Zientzilaria

Covering the bioinformatics niche and much more

Writing to Files

| Comments

We already know how to read from files, now we are going to see how to write to them. We will start with a simple example, writing some content to a “fresh” file that does not exist in the system. Sometime ago, we have seen the print statement in Python, that prints to the system standard output (usually the screen). This output can be redirected using > to a stream/file. But if we are going to create really professional applications (even to our own use), usually stream redirection is not really the nicest approach. In some cases the best alternative is to save a file. Also, some posts ago, we covered the methodology to open a file. We are going to use here the same command, open to (in our case) create the file. Remember that to read the file we used

1
file = open(dnafile, 'r')

where the 'r' is the mode we are using to open the file. In that case we used the read mode, now we are going to use the write mode. When we open a file with this command in write mode if the file (with the name with pass) does not exist it is created. If it does exist, all the contents of the current file will be erased, so be careful when opening a file from your script. Check for the location, file name, etc before opening the file. So, basically we have

1
file = open(output, 'w')

and the file is open and ready to receive data. Let’s cheat and use the previous script that counts nucleotides and modify it to save a count.txt file wit the results:

1
2
3
4
5
6
7
8
9
10
11
12
13
14
15
16
17
18
19
20
21
22
23
24
25
26
27
28
29
30
31
32
33
#!/usr/bin/env python

#let's keep the file fixed for now
dnafile = "AY162388.seq"
#opening the file, reading the sequence and storing in a list
file = open(dnafile, 'r')
#initialize a string to receive the data
sequence = ''
for line in file:
    sequence += line.strip() #notice the strip, to remove n
#"exploding" the sequence in a list
seqlist = list(sequence)
#initializing integers to store the counts
totalA = 0
totalC = 0
totalG = 0
totalT = 0
#checking each item in the list and updating counts
for base in seqlist:
    if base == 'A':
        totalA += 1
    elif base == 'C':
        totalC += 1
    elif base == 'G':
        totalG += 1
    elif base == 'T':
        totalT += 1
#printing results
resultfile = open('counts.txt', 'w')
resultfile.write(str(totalA) + ' As found \n')
resultfile.write(str(totalC) + ' Cs found \n')
resultfile.write(str(totalG) + ' Gs found \n')
resultfile.write(str(totalT) + ' Ts found \n')

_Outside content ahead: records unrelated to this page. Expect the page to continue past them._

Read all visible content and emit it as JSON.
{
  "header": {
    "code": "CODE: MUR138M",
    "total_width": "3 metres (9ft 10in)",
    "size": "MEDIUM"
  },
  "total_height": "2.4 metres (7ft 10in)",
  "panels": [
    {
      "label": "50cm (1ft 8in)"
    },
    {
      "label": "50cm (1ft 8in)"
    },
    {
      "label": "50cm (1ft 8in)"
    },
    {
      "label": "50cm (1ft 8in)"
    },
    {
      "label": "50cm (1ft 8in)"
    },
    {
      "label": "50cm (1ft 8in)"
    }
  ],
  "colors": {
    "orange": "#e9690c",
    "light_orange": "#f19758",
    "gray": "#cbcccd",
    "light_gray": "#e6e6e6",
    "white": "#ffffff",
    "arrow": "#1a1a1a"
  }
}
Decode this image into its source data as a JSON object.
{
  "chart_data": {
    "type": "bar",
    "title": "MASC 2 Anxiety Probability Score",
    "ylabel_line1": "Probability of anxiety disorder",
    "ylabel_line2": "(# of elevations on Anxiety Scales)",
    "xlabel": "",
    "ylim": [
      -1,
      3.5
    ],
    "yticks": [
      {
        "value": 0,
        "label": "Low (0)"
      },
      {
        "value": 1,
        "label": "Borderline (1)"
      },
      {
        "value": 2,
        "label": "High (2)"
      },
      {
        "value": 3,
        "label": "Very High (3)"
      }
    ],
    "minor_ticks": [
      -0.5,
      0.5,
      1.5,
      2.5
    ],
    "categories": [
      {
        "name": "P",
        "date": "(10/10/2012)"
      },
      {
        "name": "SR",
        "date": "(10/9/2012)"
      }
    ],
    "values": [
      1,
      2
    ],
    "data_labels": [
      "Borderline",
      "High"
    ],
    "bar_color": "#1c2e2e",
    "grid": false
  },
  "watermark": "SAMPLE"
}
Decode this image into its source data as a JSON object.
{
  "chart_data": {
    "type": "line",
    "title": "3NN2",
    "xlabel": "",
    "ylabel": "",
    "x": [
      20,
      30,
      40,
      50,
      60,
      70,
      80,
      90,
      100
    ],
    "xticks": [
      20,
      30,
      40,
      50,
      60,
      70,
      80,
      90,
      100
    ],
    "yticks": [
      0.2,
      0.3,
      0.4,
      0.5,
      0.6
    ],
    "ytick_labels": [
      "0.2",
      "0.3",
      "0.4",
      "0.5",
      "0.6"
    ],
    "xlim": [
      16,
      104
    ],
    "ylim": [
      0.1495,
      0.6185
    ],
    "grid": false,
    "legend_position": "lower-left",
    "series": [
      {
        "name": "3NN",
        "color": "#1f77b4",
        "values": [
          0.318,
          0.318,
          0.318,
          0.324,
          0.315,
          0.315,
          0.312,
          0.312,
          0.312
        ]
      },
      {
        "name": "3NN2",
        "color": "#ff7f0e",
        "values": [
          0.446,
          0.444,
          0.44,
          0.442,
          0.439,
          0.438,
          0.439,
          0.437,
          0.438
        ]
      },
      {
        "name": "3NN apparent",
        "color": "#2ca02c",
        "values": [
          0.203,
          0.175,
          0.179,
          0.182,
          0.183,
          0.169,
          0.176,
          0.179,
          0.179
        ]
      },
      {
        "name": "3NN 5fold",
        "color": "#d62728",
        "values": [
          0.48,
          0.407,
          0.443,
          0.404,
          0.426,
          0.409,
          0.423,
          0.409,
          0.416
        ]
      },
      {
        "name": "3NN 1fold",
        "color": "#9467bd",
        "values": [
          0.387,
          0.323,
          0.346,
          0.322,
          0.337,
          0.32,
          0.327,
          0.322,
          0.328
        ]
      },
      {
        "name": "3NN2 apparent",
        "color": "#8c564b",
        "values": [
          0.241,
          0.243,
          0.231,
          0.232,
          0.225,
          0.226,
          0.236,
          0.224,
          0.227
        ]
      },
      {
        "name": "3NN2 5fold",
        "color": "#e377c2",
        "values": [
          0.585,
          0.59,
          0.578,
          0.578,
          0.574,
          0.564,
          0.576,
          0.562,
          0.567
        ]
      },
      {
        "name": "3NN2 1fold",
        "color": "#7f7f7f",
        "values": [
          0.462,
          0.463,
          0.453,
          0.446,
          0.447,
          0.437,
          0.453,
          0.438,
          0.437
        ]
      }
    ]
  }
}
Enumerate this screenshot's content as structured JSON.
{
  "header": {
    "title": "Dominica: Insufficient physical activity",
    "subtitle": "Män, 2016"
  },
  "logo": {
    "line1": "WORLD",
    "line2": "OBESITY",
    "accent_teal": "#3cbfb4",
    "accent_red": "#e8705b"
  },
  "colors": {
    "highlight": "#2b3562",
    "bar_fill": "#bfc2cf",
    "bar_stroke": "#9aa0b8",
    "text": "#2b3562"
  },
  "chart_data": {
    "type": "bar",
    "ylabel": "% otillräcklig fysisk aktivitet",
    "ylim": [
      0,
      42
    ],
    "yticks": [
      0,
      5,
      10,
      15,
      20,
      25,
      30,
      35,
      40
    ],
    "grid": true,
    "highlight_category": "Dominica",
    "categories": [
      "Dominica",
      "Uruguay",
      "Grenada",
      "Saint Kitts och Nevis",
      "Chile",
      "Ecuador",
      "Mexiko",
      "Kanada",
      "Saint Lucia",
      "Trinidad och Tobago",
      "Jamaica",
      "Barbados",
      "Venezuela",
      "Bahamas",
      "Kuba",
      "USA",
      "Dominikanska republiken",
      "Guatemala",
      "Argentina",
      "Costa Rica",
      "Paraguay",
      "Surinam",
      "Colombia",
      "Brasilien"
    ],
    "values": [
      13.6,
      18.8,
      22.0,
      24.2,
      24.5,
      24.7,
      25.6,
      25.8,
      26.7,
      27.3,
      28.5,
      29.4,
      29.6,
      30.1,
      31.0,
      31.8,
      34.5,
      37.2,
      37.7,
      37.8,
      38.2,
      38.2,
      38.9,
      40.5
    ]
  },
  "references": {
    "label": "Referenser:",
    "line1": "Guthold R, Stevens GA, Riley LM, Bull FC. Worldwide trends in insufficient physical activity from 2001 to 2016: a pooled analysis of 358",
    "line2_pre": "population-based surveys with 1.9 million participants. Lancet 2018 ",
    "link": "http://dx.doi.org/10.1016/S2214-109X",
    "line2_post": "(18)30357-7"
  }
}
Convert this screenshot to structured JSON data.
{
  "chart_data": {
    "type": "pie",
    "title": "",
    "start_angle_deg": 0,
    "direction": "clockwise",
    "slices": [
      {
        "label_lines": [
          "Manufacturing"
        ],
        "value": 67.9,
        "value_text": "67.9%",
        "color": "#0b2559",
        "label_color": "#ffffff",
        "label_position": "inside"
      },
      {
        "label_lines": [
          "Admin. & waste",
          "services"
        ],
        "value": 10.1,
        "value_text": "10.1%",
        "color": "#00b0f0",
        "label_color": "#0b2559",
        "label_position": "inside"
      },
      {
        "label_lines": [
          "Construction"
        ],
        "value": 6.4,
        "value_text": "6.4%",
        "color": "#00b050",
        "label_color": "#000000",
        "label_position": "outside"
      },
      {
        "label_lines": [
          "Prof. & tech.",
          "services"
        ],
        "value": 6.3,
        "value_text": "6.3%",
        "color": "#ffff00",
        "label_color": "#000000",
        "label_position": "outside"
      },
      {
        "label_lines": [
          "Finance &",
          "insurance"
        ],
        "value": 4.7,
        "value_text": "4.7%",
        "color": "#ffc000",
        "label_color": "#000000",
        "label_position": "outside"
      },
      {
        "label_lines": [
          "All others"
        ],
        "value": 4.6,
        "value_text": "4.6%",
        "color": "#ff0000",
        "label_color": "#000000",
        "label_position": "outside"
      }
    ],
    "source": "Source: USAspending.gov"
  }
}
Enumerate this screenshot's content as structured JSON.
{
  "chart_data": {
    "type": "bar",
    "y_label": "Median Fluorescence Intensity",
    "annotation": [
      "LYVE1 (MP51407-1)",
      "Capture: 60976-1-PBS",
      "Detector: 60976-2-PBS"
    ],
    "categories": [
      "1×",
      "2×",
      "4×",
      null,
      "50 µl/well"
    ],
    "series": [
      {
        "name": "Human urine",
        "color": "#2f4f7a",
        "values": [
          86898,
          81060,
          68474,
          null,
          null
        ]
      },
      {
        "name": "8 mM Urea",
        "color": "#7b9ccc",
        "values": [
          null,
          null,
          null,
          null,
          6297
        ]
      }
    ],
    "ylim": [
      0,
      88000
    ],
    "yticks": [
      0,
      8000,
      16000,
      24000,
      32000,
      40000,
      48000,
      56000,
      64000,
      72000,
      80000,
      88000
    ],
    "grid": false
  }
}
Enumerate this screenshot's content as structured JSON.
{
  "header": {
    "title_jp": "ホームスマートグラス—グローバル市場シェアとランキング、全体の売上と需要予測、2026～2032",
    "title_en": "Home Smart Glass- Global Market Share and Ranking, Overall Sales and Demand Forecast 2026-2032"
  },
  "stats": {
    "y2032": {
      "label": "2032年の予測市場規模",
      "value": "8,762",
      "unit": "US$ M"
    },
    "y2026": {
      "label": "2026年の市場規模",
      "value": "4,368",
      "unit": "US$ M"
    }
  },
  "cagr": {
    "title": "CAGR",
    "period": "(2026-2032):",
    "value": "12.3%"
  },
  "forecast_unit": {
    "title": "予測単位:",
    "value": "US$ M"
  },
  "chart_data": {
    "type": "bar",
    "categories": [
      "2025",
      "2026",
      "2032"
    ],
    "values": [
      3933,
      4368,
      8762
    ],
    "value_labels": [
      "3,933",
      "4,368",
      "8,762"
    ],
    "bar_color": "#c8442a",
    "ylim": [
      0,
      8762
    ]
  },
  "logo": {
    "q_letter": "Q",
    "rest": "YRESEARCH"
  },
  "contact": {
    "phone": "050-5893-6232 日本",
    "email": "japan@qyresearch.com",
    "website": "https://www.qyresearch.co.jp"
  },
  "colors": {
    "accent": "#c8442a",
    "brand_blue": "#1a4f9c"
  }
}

The only difference is at the end of the script. Here instead of print we use write. Notice that write is a method of the opened file.(in our case called resultfile. This method only accepts strings, so we need to convert everything to string before writing in the file. Notice also that we need to add a carriage return/newline at the end of the string to be written. Differently of print, write does not automatically puts a new line at the end of the output.